Expression of ABI5. (A) Developmental time course of embryonic ABI5 expression. RNA was isolated from maturation phase (M), postabscission (P), late embryogenesis (L), or dry seeds (D) of wild-type Ler plants. Each lane contains 15 μg of total RNA. (B) Comparison of ABI5 expression in seeds of ABA-deficient (aba) or ABA-insensitive (abi) mutants and their respective wild-type backgrounds.

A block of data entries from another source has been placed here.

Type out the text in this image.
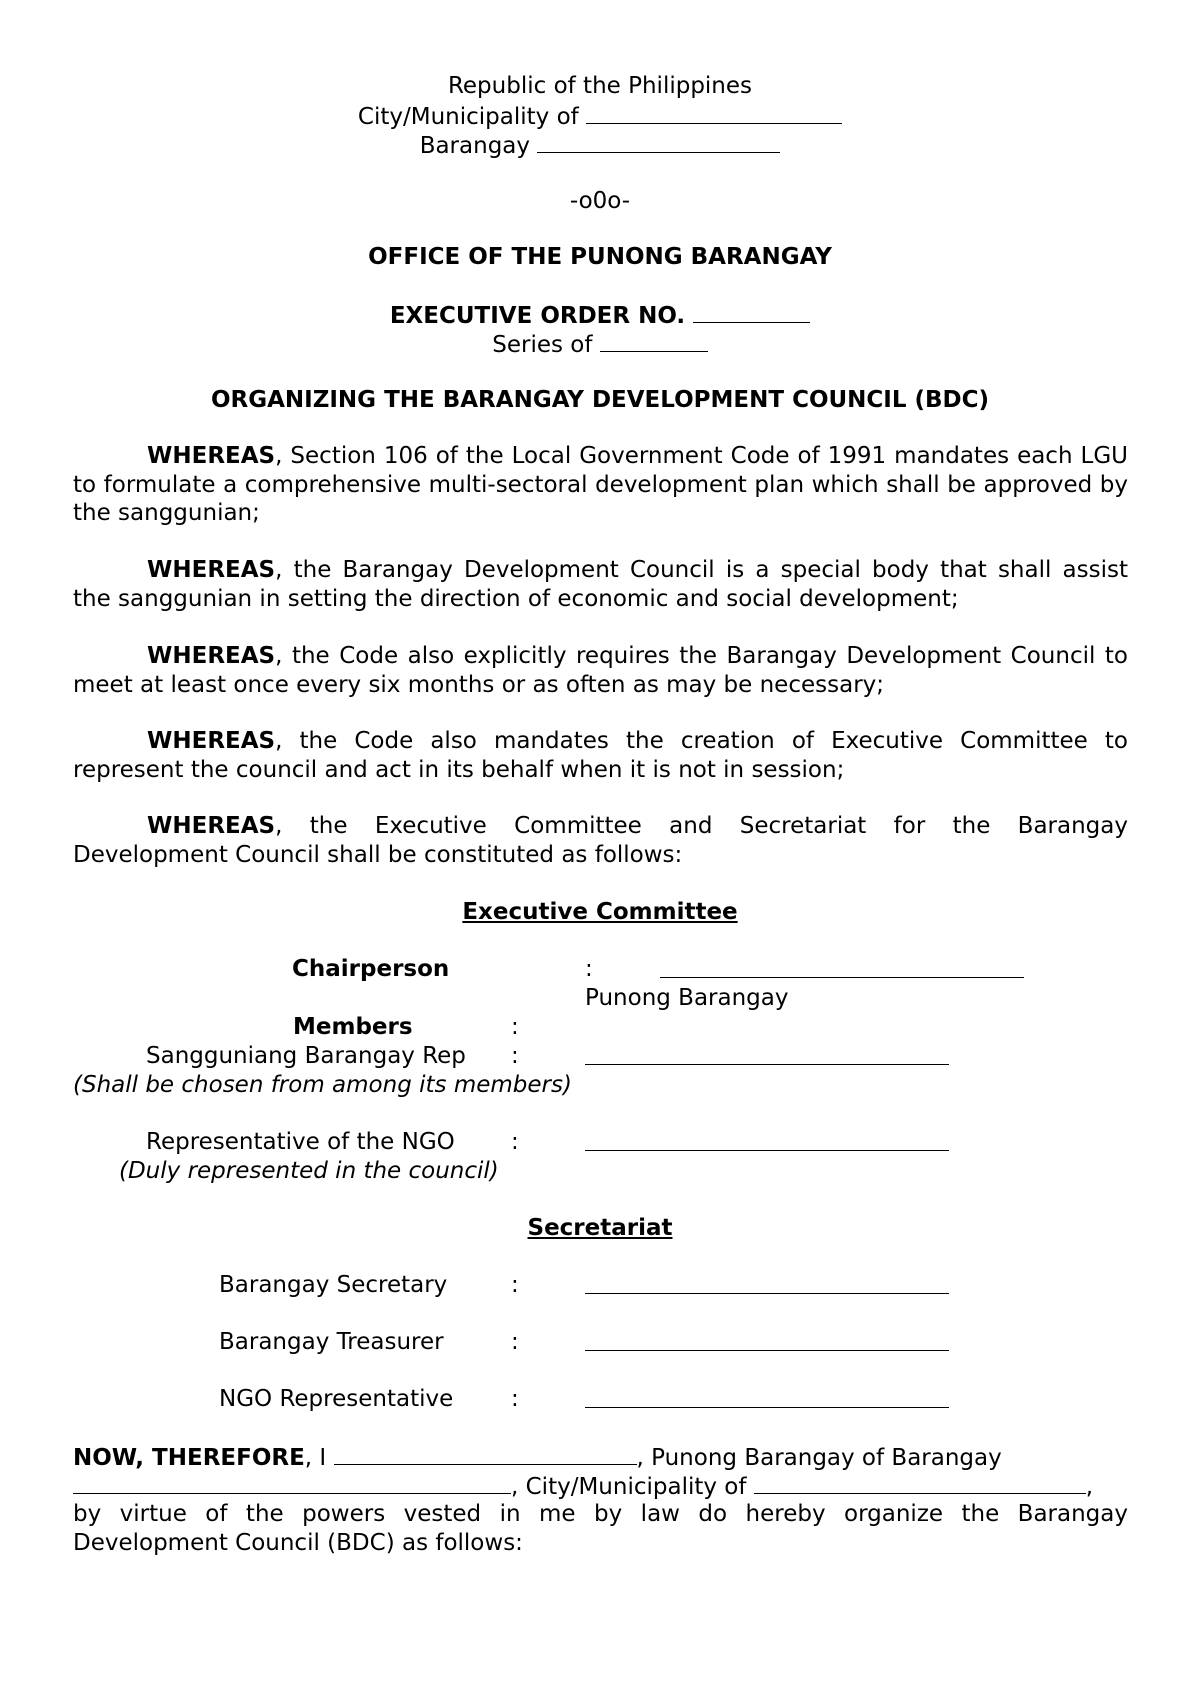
Republic of the Philippines
City/Municipality of
Barangay
-o0o-
OFFICE OF THE PUNONG BARANGAY
EXECUTIVE ORDER NO.
Series of
ORGANIZING THE BARANGAY DEVELOPMENT COUNCIL (BDC)
WHEREAS, Section 106 of the Local Government Code of 1991 mandates each LGU to formulate a comprehensive multi-sectoral development plan which shall be approved by the sanggunian;
WHEREAS, the Barangay Development Council is a special body that shall assist the sanggunian in setting the direction of economic and social development;
WHEREAS, the Code also explicitly requires the Barangay Development Council to meet at least once every six months or as often as may be necessary;
WHEREAS, the Code also mandates the creation of Executive Committee to represent the council and act in its behalf when it is not in session;
WHEREAS, the Executive Committee and Secretariat for the Barangay Development Council shall be constituted as follows:
Executive Committee
Chairperson	:
Punong Barangay
Members	:
Sangguniang Barangay Rep :
(Shall be chosen from among its members)
Representative of the NGO :
(Duly represented in the council)
Secretariat
Barangay Secretary	:
Barangay Treasurer	:
NGO Representative	:
NOW, THEREFORE, I	, Punong Barangay of Barangay
, City/Municipality of	,
by virtue of the powers vested in me by law do hereby organize the Barangay Development Council (BDC) as follows:
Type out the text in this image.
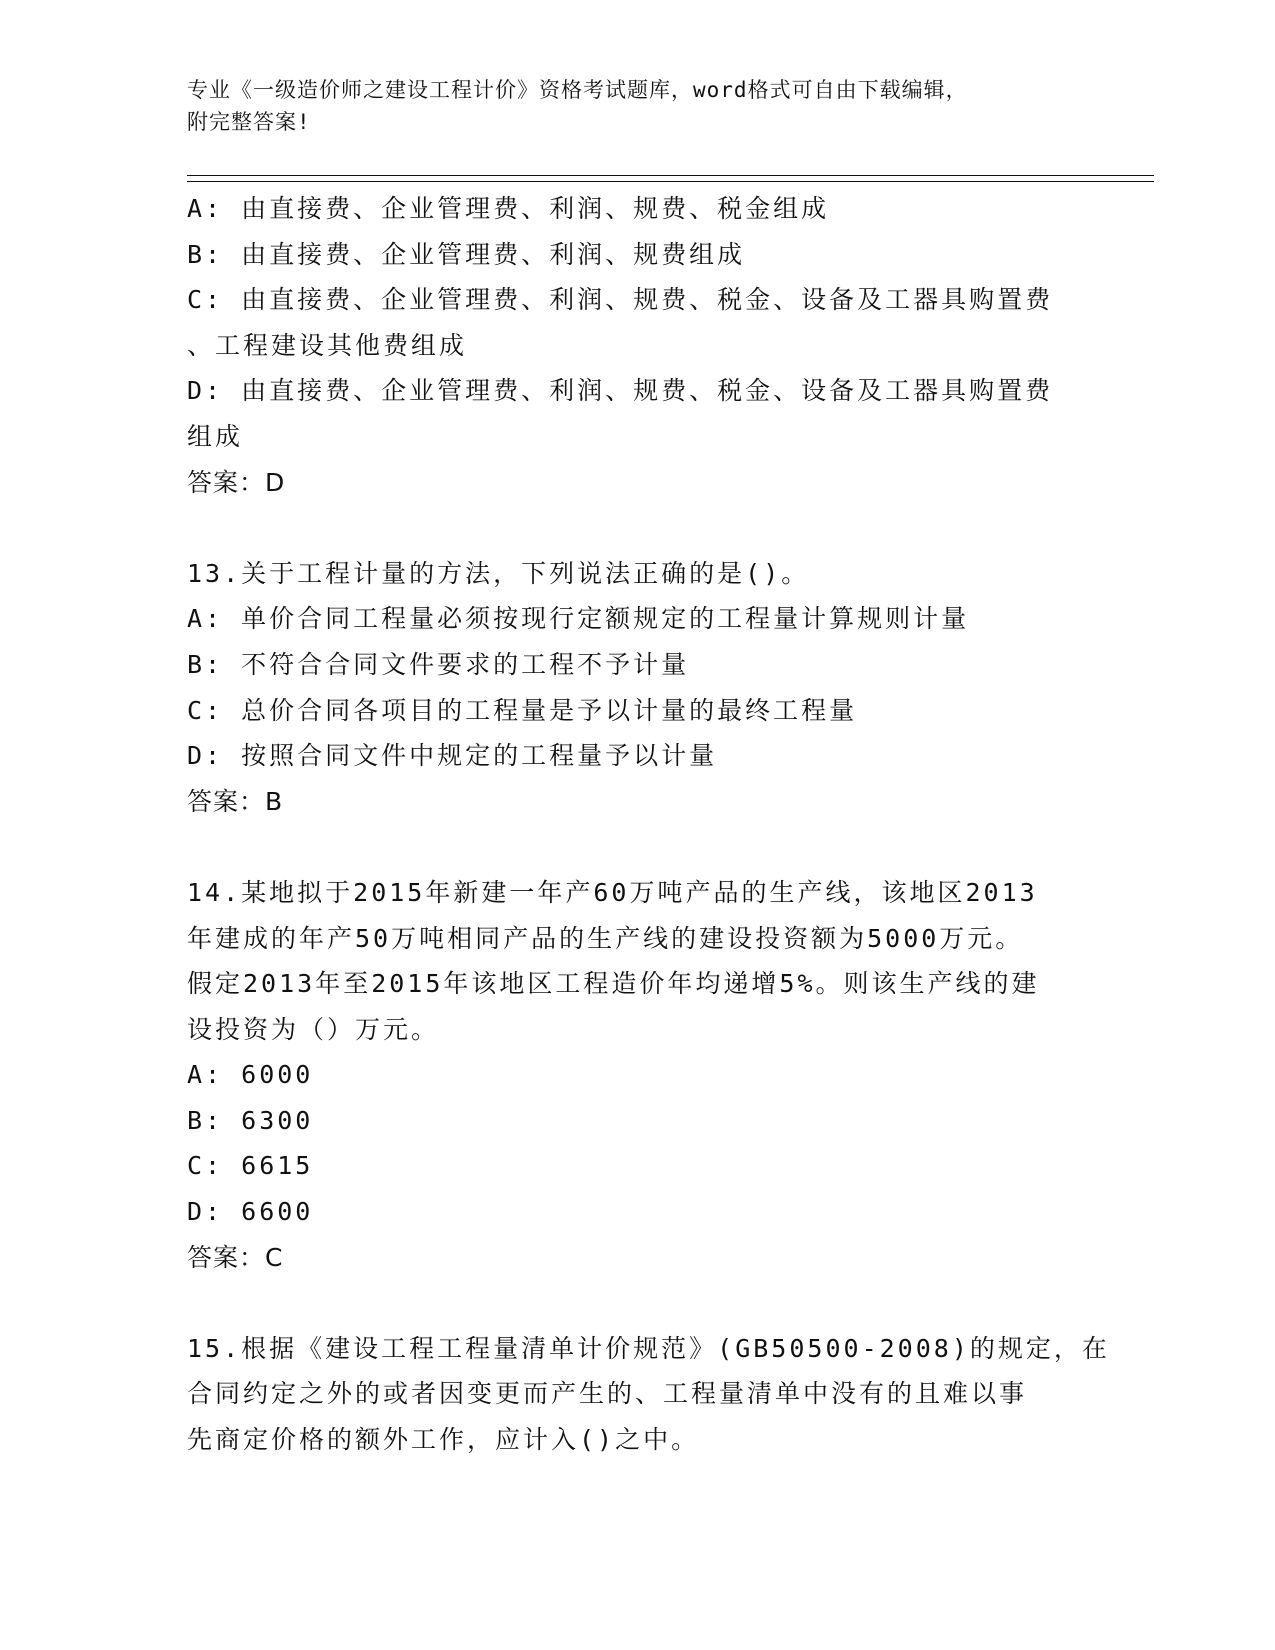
专业《一级造价师之建设工程计价》资格考试题库，word格式可自由下载编辑，
附完整答案!
A: 由直接费、企业管理费、利润、规费、税金组成
B: 由直接费、企业管理费、利润、规费组成
C: 由直接费、企业管理费、利润、规费、税金、设备及工器具购置费
、工程建设其他费组成
D: 由直接费、企业管理费、利润、规费、税金、设备及工器具购置费
组成
答案：D
13.关于工程计量的方法，下列说法正确的是()。
A: 单价合同工程量必须按现行定额规定的工程量计算规则计量
B: 不符合合同文件要求的工程不予计量
C: 总价合同各项目的工程量是予以计量的最终工程量
D: 按照合同文件中规定的工程量予以计量
答案：B
14.某地拟于2015年新建一年产60万吨产品的生产线，该地区2013
年建成的年产50万吨相同产品的生产线的建设投资额为5000万元。
假定2013年至2015年该地区工程造价年均递增5%。则该生产线的建
设投资为（）万元。
A: 6000
B: 6300
C: 6615
D: 6600
答案：C
15.根据《建设工程工程量清单计价规范》(GB50500-2008)的规定，在
合同约定之外的或者因变更而产生的、工程量清单中没有的且难以事
先商定价格的额外工作，应计入()之中。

RNA was isolated from dry seeds of the indicated genotypes. Each lane contains 5 μg of total RNA. Ws, Wassilewskija. (C) ABI5 expression in siliques compared with ABI5 expression in untransformed and EN35S::ABI3 (ABI3^c, for constitutive ABI3) vegetative tissue. Results with both control and ABA-treated tissue are shown. Each lane contains 15 μg of total RNA. RNA was isolated from pooled stages of developing siliques of wild-type Wassilewskija plants and from 13-day-old or 3-week-old plants. The plants used to compare Col and ABI3^c were incubated with (+) or without (−) 50 μM ABA for 48 hr before harvest. Comparable expression was observed in wild-type plants of the Col and C24 ecotypes (data not shown).

Figure 6.

ABI5-Regulated Gene Expression. RNA was hybridized sequentially with probes corresponding to genes of the identity or homology indicated at left. (A) Comparison of LEA gene expression in late embryogenesis (L; 17 to 21 DPA) and mature dry seeds (D) of wild-type (Wassilewskija [Ws]) and abi5-1 mutant plants. (B) Comparison of ABA-inducible LEA gene expression in 13-day-old wild-type (Ws) and abi5-1 plants incubated with (+) or without (−) 50 μM ABA for 48 hr before harvest.